他看了那把搖椅很久,又看了大寶的小拳頭很久,那隻拳頭把裴念安睡衣的領口往下扯了兩厘米,棉布的褶皺里嵌著一小截指甲的弧形壓痕。
「他夢見了什麼?」
裴念安的手指在大寶的發旋上停了一拍。
「不確定,可能是很小的時候的一些片段。」
陸嶼珩沒有追問。
走廊里空調的低頻聲填滿了兩個人之間沉默的縫隙,搖椅輕輕盪了一下,大寶的呼吸勻勻的打在裴念安的鎖骨上。

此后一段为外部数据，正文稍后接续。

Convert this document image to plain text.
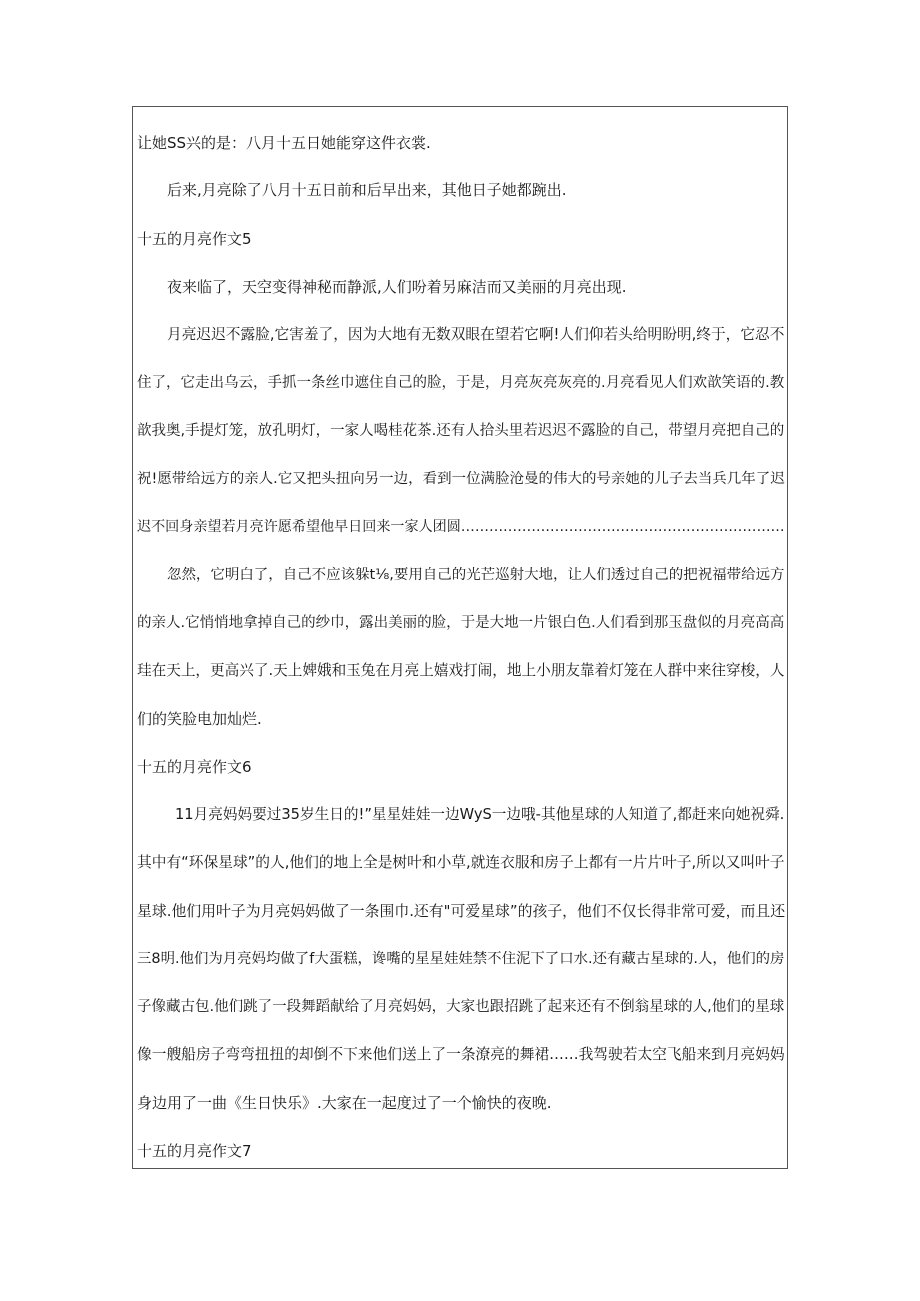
让她SS兴的是：八月十五日她能穿这件衣裳.
后来,月亮除了八月十五日前和后早出来，其他日子她都踠出.
十五的月亮作文5
夜来临了，天空变得神秘而静派,人们吩着另麻洁而又美丽的月亮出现.
月亮迟迟不露脸,它害羞了，因为大地有无数双眼在望若它啊!人们仰若头给明盼明,终于，它忍不
住了，它走出乌云，手抓一条丝巾遮住自己的脸，于是，月亮灰亮灰亮的.月亮看见人们欢歆笑语的.教
歆我奥,手提灯笼，放孔明灯，一家人喝桂花茶.还有人拾头里若迟迟不露脸的自己，带望月亮把自己的
祝!愿带给远方的亲人.它又把头扭向另一边，看到一位满脸沧曼的伟大的号亲她的儿子去当兵几年了迟
迟不回身亲望若月亮许愿希望他早日回来一家人团圆……………………………………………………………
忽然，它明白了，自己不应该躲t⅛,要用自己的光芒巡射大地，让人们透过自己的把祝福带给远方
的亲人.它悄悄地拿掉自己的纱巾，露出美丽的脸，于是大地一片银白色.人们看到那玉盘似的月亮高高
珪在天上，更高兴了.天上婢娥和玉兔在月亮上嬉戏打闹，地上小朋友靠着灯笼在人群中来往穿梭，人
们的笑脸电加灿烂.
十五的月亮作文6
11月亮妈妈要过35岁生日的!”星星娃娃一边WyS一边哦-其他星球的人知道了,都赶来向她祝舜.
其中有“环保星球”的人,他们的地上全是树叶和小草,就连衣服和房子上都有一片片叶子,所以又叫叶子
星球.他们用叶子为月亮妈妈做了一条围巾.还有"可爱星球”的孩子，他们不仅长得非常可爱，而且还
三8明.他们为月亮妈均做了f大蛋糕，谗嘴的星星娃娃禁不住泥下了口水.还有藏古星球的.人，他们的房
子像藏古包.他们跳了一段舞蹈献给了月亮妈妈，大家也跟招跳了起来还有不倒翁星球的人,他们的星球
像一艘船房子弯弯扭扭的却倒不下来他们送上了一条潦亮的舞裙……我驾驶若太空飞船来到月亮妈妈
身边用了一曲《生日快乐》.大家在一起度过了一个愉快的夜晚.
十五的月亮作文7
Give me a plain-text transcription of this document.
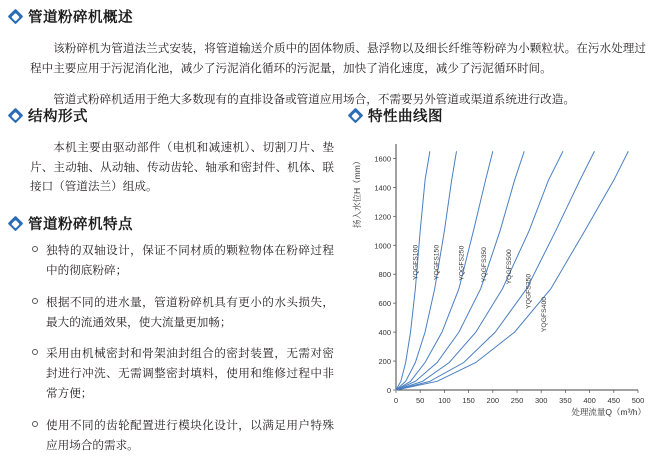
管道粉碎机概述

该粉碎机为管道法兰式安装，将管道输送介质中的固体物质、悬浮物以及细长纤维等粉碎为小颗粒状。在污水处理过程中主要应用于污泥消化池，减少了污泥消化循环的污泥量，加快了消化速度，减少了污泥循环时间。

管道式粉碎机适用于绝大多数现有的直排设备或管道应用场合，不需要另外管道或渠道系统进行改造。

结构形式

本机主要由驱动部件（电机和减速机）、切割刀片、垫片、主动轴、从动轴、传动齿轮、轴承和密封件、机体、联接口（管道法兰）组成。

管道粉碎机特点

独特的双轴设计，保证不同材质的颗粒物体在粉碎过程中的彻底粉碎；

根据不同的进水量，管道粉碎机具有更小的水头损失，最大的流通效果，使大流量更加畅；

采用由机械密封和骨架油封组合的密封装置，无需对密封进行冲洗、无需调整密封填料，使用和维修过程中非常方便；

使用不同的齿轮配置进行模块化设计，以满足用户特殊应用场合的需求。

特性曲线图
扬入水位H（mm）
处理流量Q（m³/h）
0
200
400
600
800
1000
1200
1400
1600
0 50 100 150 200 250 300 350 400 450 500
YQGFS100 YQGFS150	YQGFS250 YQGFS350	YQGFS500
YQGFS350
YQGFS400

陸嶼珩的聲音從門口那個位置傳過來,比剛才又輕了一層。
「你眼角濕了。」
裴念安的手指在大寶的頭髮里微微收了一下。
她沒有擦。
「沒事,有的夢小孩子說不出來,只能用哭的,對大人來說心疼一點是正常的。」
陸嶼珩靠在門框上,整個人的重心一點一點地卸在了那根木頭上面。
他的手指在門框的稜角上磨了兩下。
「裴小姐。」
「嗯?」
「以後他再做噩夢,不用一個人扛。」
裴念安抬頭看了他一眼。
走廊的夜燈從他的身後打過來,把他整個人勾了一圈昏黃的輪廓,五官埋在暗處看不太清,但嘴唇的弧線是緊的,不是冷的那種緊,是有話咽回去了的那種緊。
她低下頭,嘴角彎了一個很淺的弧度。
「好。」
大寶的呼吸綿長而平穩,小拳頭在她的領口緩緩鬆了半寸,但指尖依舊勾著那塊布料,像是在夢裡跟什麼人簽了一份不可撤銷的合約。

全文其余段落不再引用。